Perhaps you are filing a petition for Chapter 7 bankruptcy. Of primary concern is whether the courts will take everything or allow you to keep some possessions like your cars or home. Fortunately, Chapter 7 bankruptcy includes laws that allow petitioners to keep some of their assets up to a certain amount by claiming them as exemptions. This protection also extends to married bankruptcy filers who have separate personal property that they want to keep in bankruptcy.

Before you start the bankruptcy process, make sure you understand what exemptions you may qualify for to make your financial restart easier to transition through.

What is a bankruptcy exemption?

After you apply for bankruptcy, the court assigns a trustee to your case to sell off all nonexempt assets to settle your debts.

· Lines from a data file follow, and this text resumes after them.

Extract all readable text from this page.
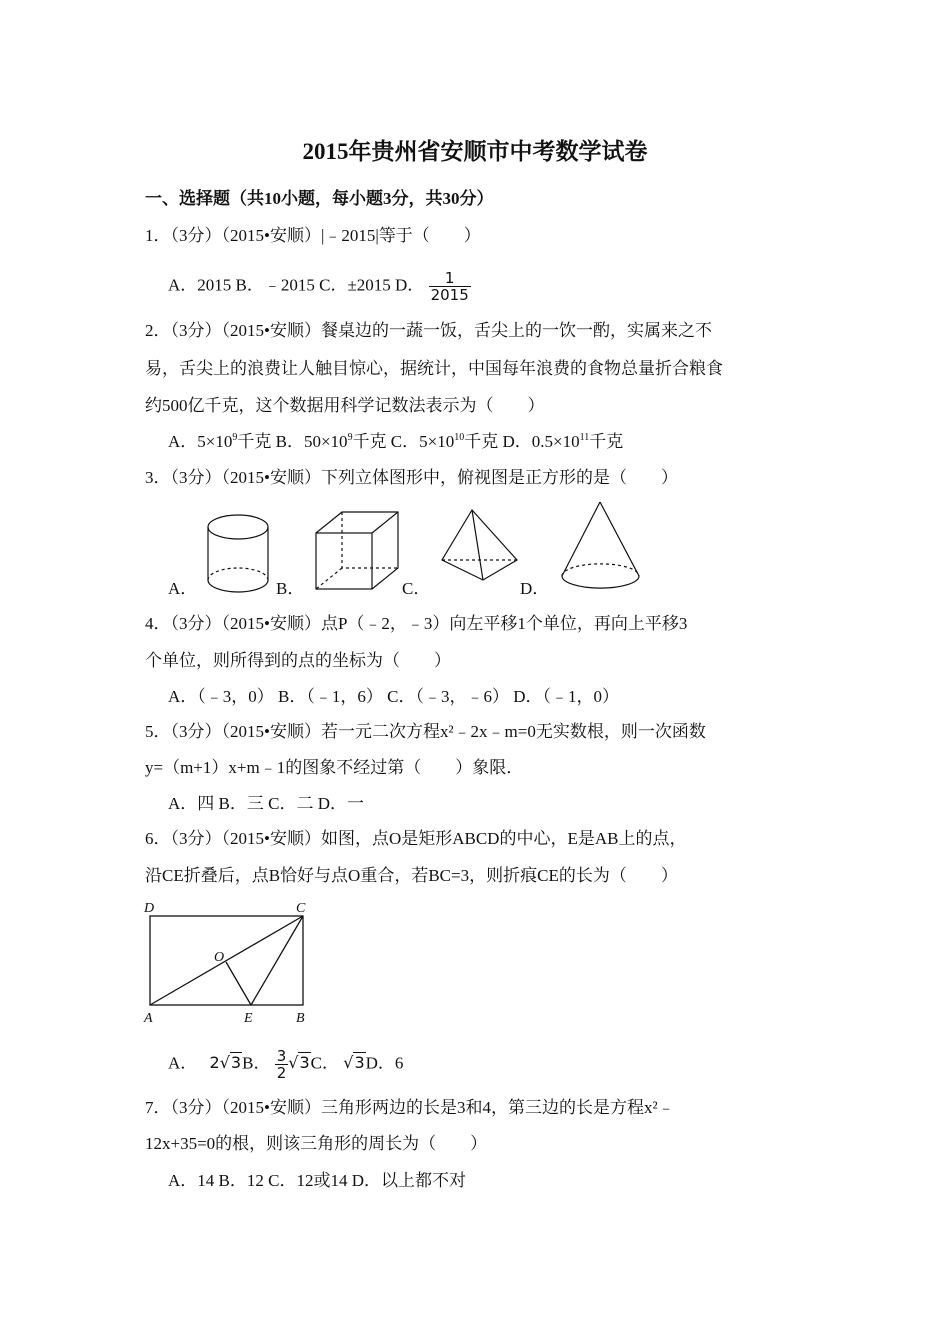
2015年贵州省安顺市中考数学试卷
一、选择题（共10小题，每小题3分，共30分）
1．（3分）（2015•安顺）|﹣2015|等于（　　）
A．2015 B．﹣2015 C．±2015 D． $\frac{1}{2015}$
2．（3分）（2015•安顺）餐桌边的一蔬一饭，舌尖上的一饮一酌，实属来之不
易，舌尖上的浪费让人触目惊心，据统计，中国每年浪费的食物总量折合粮食
约500亿千克，这个数据用科学记数法表示为（　　）
A．$5\times 10^9$千克 B．$50\times 10^9$千克 C．$5\times 10^{10}$千克 D．$0.5\times 10^{11}$千克
3．（3分）（2015•安顺）下列立体图形中，俯视图是正方形的是（　　）
A．	B．	C．	D．
4．（3分）（2015•安顺）点P（﹣2，﹣3）向左平移1个单位，再向上平移3
个单位，则所得到的点的坐标为（　　）
A．（﹣3，0） B．（﹣1，6） C．（﹣3，﹣6） D．（﹣1，0）
5．（3分）（2015•安顺）若一元二次方程x²﹣2x﹣m=0无实数根，则一次函数
y=（m+1）x+m﹣1的图象不经过第（　　）象限．
A．四 B．三 C．二 D．一
6．（3分）（2015•安顺）如图，点O是矩形ABCD的中心，E是AB上的点，
沿CE折叠后，点B恰好与点O重合，若BC=3，则折痕CE的长为（　　）
D	C
O
A	E	B
A． 2√3B． $\frac{3}{2} √3C$． √3D．6
7．（3分）（2015•安顺）三角形两边的长是3和4，第三边的长是方程x²﹣
12x+35=0的根，则该三角形的周长为（　　）
A．14 B．12 C．12或14 D．以上都不对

Depending on your circumstances, you may exempt some of your property and retain ownership of it. Bankruptcy law does not allow the value of exempt assets to exceed a certain amount. However, creditors can file a proof of claim with the courts to challenge your exemption request within 30 days of the last meeting of creditors.

Claiming exemptions

Exemptions are not automatic, nor do all types of property qualify as homestead, motor vehicle or household property. Some assets may qualify as a wild card exemption. Items you may file an exemption for include:

  • Vehicle
  • Home
  • Medical equipment
  • Certain life insurance and retirement accounts
  • Alimony

To exempt your property, you must include it in your bankruptcy petition. You should designate the name and value of each item you wish to keep.